Consider again the functions Z2 and Z10 as described above. Assume that Z10 is implemented in Python and Z2 in JavaScript. Static analysis (or information from the function orchestrator) can tell the execution engine that the code for Z10 will need an implementation for Z2. Using only Z2's signature (which is defined in the call from the orchestrator and requires no static analysis of code), a stub implementation can be generated in Python. The stub might look something like this:

def Z2(Z2K1):
    other_file_name = generate_uuid()
    requested_call = {
        'function_name': 'Z2',
        'args': [Z2K1],
        'place_result': other_file_name }
    with open(unique_file_name, 'w') as outp:
        json.dump(requested_call, outp)
    send_signal()
    while True:
        time.sleep(1)
        if os.exists(other_file_name):
            with open(other_file_name, 'r') as input:
                result = json.load(input)
            os.rm(other_file_name)
            return result

In other words, the wrangler will generate a unique file name ("unique_file_name") (or embedded unique IDs if using stdin/stdout) for each subprocess. These unique IDs will allow for inter-process communication. Here, when the Python implementation of Z10 sees something like Z2( Z10K1 + 1), the stub implementation ensures that the Python subprocess will spin-wait while polling for information in "other_file_name".

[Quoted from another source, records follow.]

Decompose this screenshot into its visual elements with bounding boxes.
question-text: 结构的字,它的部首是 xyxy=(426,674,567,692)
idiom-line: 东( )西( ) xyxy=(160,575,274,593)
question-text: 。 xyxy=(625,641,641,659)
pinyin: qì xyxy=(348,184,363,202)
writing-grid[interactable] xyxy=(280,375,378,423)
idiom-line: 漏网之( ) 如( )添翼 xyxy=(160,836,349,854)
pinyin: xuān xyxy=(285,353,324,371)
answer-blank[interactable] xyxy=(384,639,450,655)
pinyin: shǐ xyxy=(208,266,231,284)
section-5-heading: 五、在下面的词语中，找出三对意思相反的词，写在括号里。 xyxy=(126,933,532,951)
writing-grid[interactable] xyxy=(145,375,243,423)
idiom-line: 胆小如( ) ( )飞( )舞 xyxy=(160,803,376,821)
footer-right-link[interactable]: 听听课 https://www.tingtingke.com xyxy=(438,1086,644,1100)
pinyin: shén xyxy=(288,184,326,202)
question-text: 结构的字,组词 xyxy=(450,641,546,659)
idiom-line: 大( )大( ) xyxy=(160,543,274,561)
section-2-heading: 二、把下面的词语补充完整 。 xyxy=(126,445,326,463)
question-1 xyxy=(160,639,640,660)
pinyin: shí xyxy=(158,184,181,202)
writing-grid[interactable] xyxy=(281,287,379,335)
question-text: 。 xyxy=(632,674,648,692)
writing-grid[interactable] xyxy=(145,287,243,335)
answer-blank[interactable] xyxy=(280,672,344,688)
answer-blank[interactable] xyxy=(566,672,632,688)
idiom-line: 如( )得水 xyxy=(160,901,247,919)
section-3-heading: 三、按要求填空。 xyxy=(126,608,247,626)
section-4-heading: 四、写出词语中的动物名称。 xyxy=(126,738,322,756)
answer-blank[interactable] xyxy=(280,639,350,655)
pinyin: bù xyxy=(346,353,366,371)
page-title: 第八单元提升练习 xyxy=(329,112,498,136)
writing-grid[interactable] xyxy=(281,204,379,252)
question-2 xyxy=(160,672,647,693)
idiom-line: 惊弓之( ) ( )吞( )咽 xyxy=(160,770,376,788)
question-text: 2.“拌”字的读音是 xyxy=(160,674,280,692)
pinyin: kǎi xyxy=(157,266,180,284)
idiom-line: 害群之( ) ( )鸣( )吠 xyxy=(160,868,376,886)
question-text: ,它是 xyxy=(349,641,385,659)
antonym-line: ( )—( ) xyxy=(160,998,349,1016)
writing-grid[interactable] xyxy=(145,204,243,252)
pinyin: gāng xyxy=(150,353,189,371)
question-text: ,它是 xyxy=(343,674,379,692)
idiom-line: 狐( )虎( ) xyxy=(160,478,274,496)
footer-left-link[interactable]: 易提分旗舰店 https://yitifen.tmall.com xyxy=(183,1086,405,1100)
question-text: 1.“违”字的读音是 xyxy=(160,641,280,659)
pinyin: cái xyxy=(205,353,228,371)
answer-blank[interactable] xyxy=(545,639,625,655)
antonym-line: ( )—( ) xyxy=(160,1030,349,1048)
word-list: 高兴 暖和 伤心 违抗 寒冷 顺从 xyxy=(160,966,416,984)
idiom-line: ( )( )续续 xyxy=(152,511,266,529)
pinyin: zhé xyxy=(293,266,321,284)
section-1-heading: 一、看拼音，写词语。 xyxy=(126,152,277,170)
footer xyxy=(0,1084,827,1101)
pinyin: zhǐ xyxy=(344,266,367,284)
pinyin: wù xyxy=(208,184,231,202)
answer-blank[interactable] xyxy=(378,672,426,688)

Likewise, "send_signal" will send a signal to the wrangler (or, if this is infeasible, the wrangler can simply poll for changes to "unique_file_name"). This will cue the wrangler to spin up another subprocess for Z2, using the information serialized in "unique_file_name." Once the wrangler receives a result from Z2, "place_result" will ensure that the result goes in the location expected by Z10's subprocess. Z10 will then continue execution. If you squint, this looks kind of like an asynchronous call or a JS promise, whence the proposed nomenclature.

The disadvantage of this route is that it relies on some unpleasant polling and spin-locking. The workflow described above could probably be refined (in particular, there are probably more sophisticated ways to manage inter-process communication), but this amount of context-switching is bound to introduce latency. This route also involves a fair amount of boilerplate in each function call, meaning that certain names (in the above example, Z2) will be defined invisibly to the user and certain modules (here, Python's "time") will be included/required/imported. Every supported programming language will need to know how to generate this boilerplate and, possibly, how to implement inter-process communication.

The advantage, of course, is complete freedom to implement nested function calls. This implementation path does not set arbitrary limits on contributor-defined code, as would happen with tail calls; nor does it constrain composition to take place only within the same programming language, as importing/including would.